E em que pé estamos hoje em relação a todas estas questões? Bem, atualmente, parece que ainda estamos lidando com muitas das questões colocadas por Kenneth Frampton em seu influente artigo sobre Regionalismo Crítico. O trabalho de escritórios de arquitetura como o atelier masōmī do Níger, nos oferece um ponto de vista bastante esclarecedor sobre como a arquitetura vernácula pode ser incorporada nos atuais processo de projeto e construção sem qualquer objetificação—como pode ser visto no projeto para o Complexo Religioso e Laico HIKMA na aldeia nigeriana de Dandaji. Devido a escassez de materiais de construção tradicionais locais, como a madeira, os arquitetos do ateliê masōmī optaram por inserir detalhes e elementos metálicos que procuram ressignificar a arquitetura vernácula tomada como inspiração. Ao longo de todo o processo de projeto e construção, estabeleceu-se um diálogo contínuo entre a equipe de atelier masōmī e os construtores locais.

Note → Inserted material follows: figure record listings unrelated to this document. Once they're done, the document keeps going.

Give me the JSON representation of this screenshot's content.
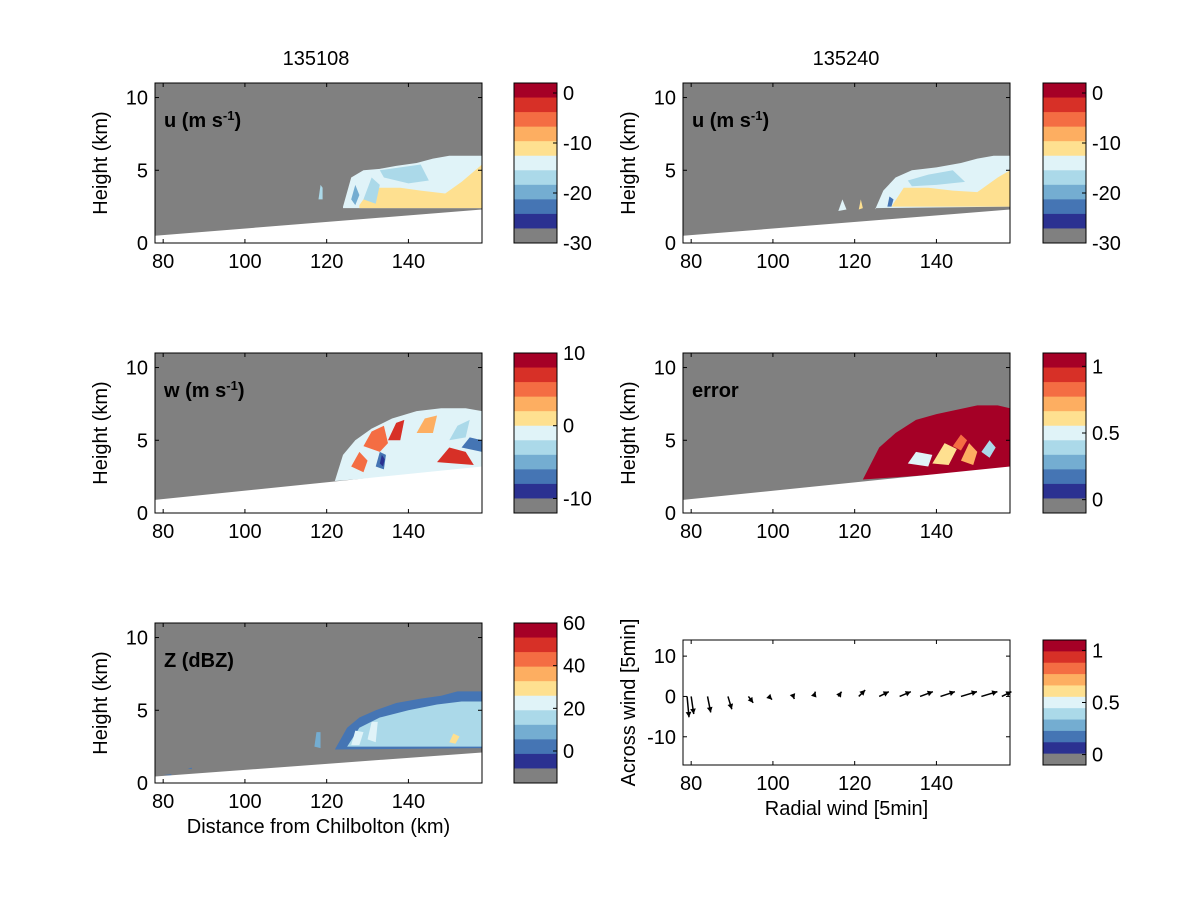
{
  "column_titles": [
    "135108",
    "135240"
  ],
  "colors": {
    "masked": "#808080",
    "palette": [
      "#2b3191",
      "#4575b4",
      "#74add1",
      "#abd9e9",
      "#e0f3f8",
      "#fee090",
      "#fdae61",
      "#f46d43",
      "#d73027",
      "#a50026"
    ]
  },
  "chart_data": [
    {
      "type": "heatmap",
      "panel": "u-135108",
      "label": "u (m s",
      "label_sup": "-1",
      "label_close": ")",
      "ylabel": "Height (km)",
      "xlabel": "",
      "xlim": [
        78,
        158
      ],
      "ylim": [
        0,
        11
      ],
      "xticks": [
        80,
        100,
        120,
        140
      ],
      "yticks": [
        0,
        5,
        10
      ],
      "colorbar": {
        "range": [
          -30,
          2
        ],
        "ticks": [
          0,
          -10,
          -20,
          -30
        ]
      }
    },
    {
      "type": "heatmap",
      "panel": "u-135240",
      "label": "u (m s",
      "label_sup": "-1",
      "label_close": ")",
      "ylabel": "Height (km)",
      "xlabel": "",
      "xlim": [
        78,
        158
      ],
      "ylim": [
        0,
        11
      ],
      "xticks": [
        80,
        100,
        120,
        140
      ],
      "yticks": [
        0,
        5,
        10
      ],
      "colorbar": {
        "range": [
          -30,
          2
        ],
        "ticks": [
          0,
          -10,
          -20,
          -30
        ]
      }
    },
    {
      "type": "heatmap",
      "panel": "w-135108",
      "label": "w (m s",
      "label_sup": "-1",
      "label_close": ")",
      "ylabel": "Height (km)",
      "xlabel": "",
      "xlim": [
        78,
        158
      ],
      "ylim": [
        0,
        11
      ],
      "xticks": [
        80,
        100,
        120,
        140
      ],
      "yticks": [
        0,
        5,
        10
      ],
      "colorbar": {
        "range": [
          -12,
          10
        ],
        "ticks": [
          10,
          0,
          -10
        ]
      }
    },
    {
      "type": "heatmap",
      "panel": "error-135240",
      "label": "error",
      "label_sup": "",
      "label_close": "",
      "ylabel": "Height (km)",
      "xlabel": "",
      "xlim": [
        78,
        158
      ],
      "ylim": [
        0,
        11
      ],
      "xticks": [
        80,
        100,
        120,
        140
      ],
      "yticks": [
        0,
        5,
        10
      ],
      "colorbar": {
        "range": [
          -0.1,
          1.1
        ],
        "ticks": [
          1,
          0.5,
          0
        ]
      }
    },
    {
      "type": "heatmap",
      "panel": "Z-135108",
      "label": "Z (dBZ)",
      "label_sup": "",
      "label_close": "",
      "ylabel": "Height (km)",
      "xlabel": "Distance from Chilbolton (km)",
      "xlim": [
        78,
        158
      ],
      "ylim": [
        0,
        11
      ],
      "xticks": [
        80,
        100,
        120,
        140
      ],
      "yticks": [
        0,
        5,
        10
      ],
      "colorbar": {
        "range": [
          -15,
          60
        ],
        "ticks": [
          60,
          40,
          20,
          0
        ]
      }
    },
    {
      "type": "scatter",
      "panel": "wind-vectors",
      "label": "",
      "label_sup": "",
      "label_close": "",
      "ylabel": "Across wind [5min]",
      "xlabel": "Radial wind [5min]",
      "xlim": [
        78,
        158
      ],
      "ylim": [
        -17,
        14
      ],
      "xticks": [
        80,
        100,
        120,
        140
      ],
      "yticks": [
        10,
        0,
        -10
      ],
      "vectors": [
        {
          "x": 79,
          "u": 0.6,
          "v": 6.5
        },
        {
          "x": 80,
          "u": 0.8,
          "v": 5.5
        },
        {
          "x": 84,
          "u": 1.0,
          "v": 5.0
        },
        {
          "x": 89,
          "u": 1.2,
          "v": 4.0
        },
        {
          "x": 94,
          "u": 1.5,
          "v": 2.0
        },
        {
          "x": 99,
          "u": 1.0,
          "v": 1.0
        },
        {
          "x": 105,
          "u": 0.3,
          "v": 0.8
        },
        {
          "x": 110,
          "u": 0.5,
          "v": -1.5
        },
        {
          "x": 116,
          "u": 1.0,
          "v": -1.5
        },
        {
          "x": 121,
          "u": 2.0,
          "v": -2.0
        },
        {
          "x": 126,
          "u": 3.0,
          "v": -1.5
        },
        {
          "x": 131,
          "u": 3.5,
          "v": -1.5
        },
        {
          "x": 136,
          "u": 4.0,
          "v": -1.5
        },
        {
          "x": 141,
          "u": 4.5,
          "v": -1.5
        },
        {
          "x": 146,
          "u": 5.0,
          "v": -1.5
        },
        {
          "x": 151,
          "u": 5.0,
          "v": -1.5
        },
        {
          "x": 156,
          "u": 3.0,
          "v": -1.5
        }
      ],
      "colorbar": {
        "range": [
          -0.1,
          1.1
        ],
        "ticks": [
          1,
          0.5,
          0
        ]
      }
    }
  ]
}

A arquitetura vernácula pode sim ser exotizada, e tem sido assim por séculos. A exotização do vernáculo é um processo que se dá muitas vezes aleatoriamente, ao nos apropriarmos de seus símbolos e formas sem a devida diligência de examinar com cuidado e respeito o seu verdadeiro significado. Os povos sámi do Norte da Europa, por exemplo, viram suas estruturas em lávvu—casas portáteis em forma de tenda—assumirem as mais variadas formas nas mãos de muitos arquitetos e arquitetas ao redor do mundo. O artista e também arquiteto lapão Joar Nango, falou recentemente o que ele pensa disso. Para Nango, a arquitetura contemporânea que se apropria de símbolos sámi sem a devida compreensão de seu significado cultural, os esvazia de qualquer sentido. Algo semelhante tem acontecido com elementos da arquitetura vernácula dos povos nativos das ilhas do Estreito de Torres, na Austrália—evidenciando como a apropriação indiscriminada de elementos, motivos e tipologias alheias pode trazer mais problemas que soluções.
Outra maneira pela qual a arquitetura vernácula pode ser exotizada se dá quando estruturas tradicionais passam a ser exploradas para fins exclusivos e excludentes. Na África Subsaariana, por exemplo, onde existe um grande número de parques nacionais, estruturas vernáculas tradicionais estão se transformando em chalés de safári de luxo. Embora essas cabanas sejam projetadas e construídas de acordo com os sistemas construtivos tradicionais e materiais locais, ao servirem apenas a um turismo exploratório de luxo, as comunidades locais acabam sendo forçadas primeiramente a abandonar suas próprias casas e finalmente seu próprio território.
A medida que arquitetos e arquitetas continuam tomando o vernáculo como uma importante fonte de inspiração para a sua arquitetura, o engajamento com as comunidades e as culturas locais parece ser não apenas o melhor, mas talvez o único caminho possível.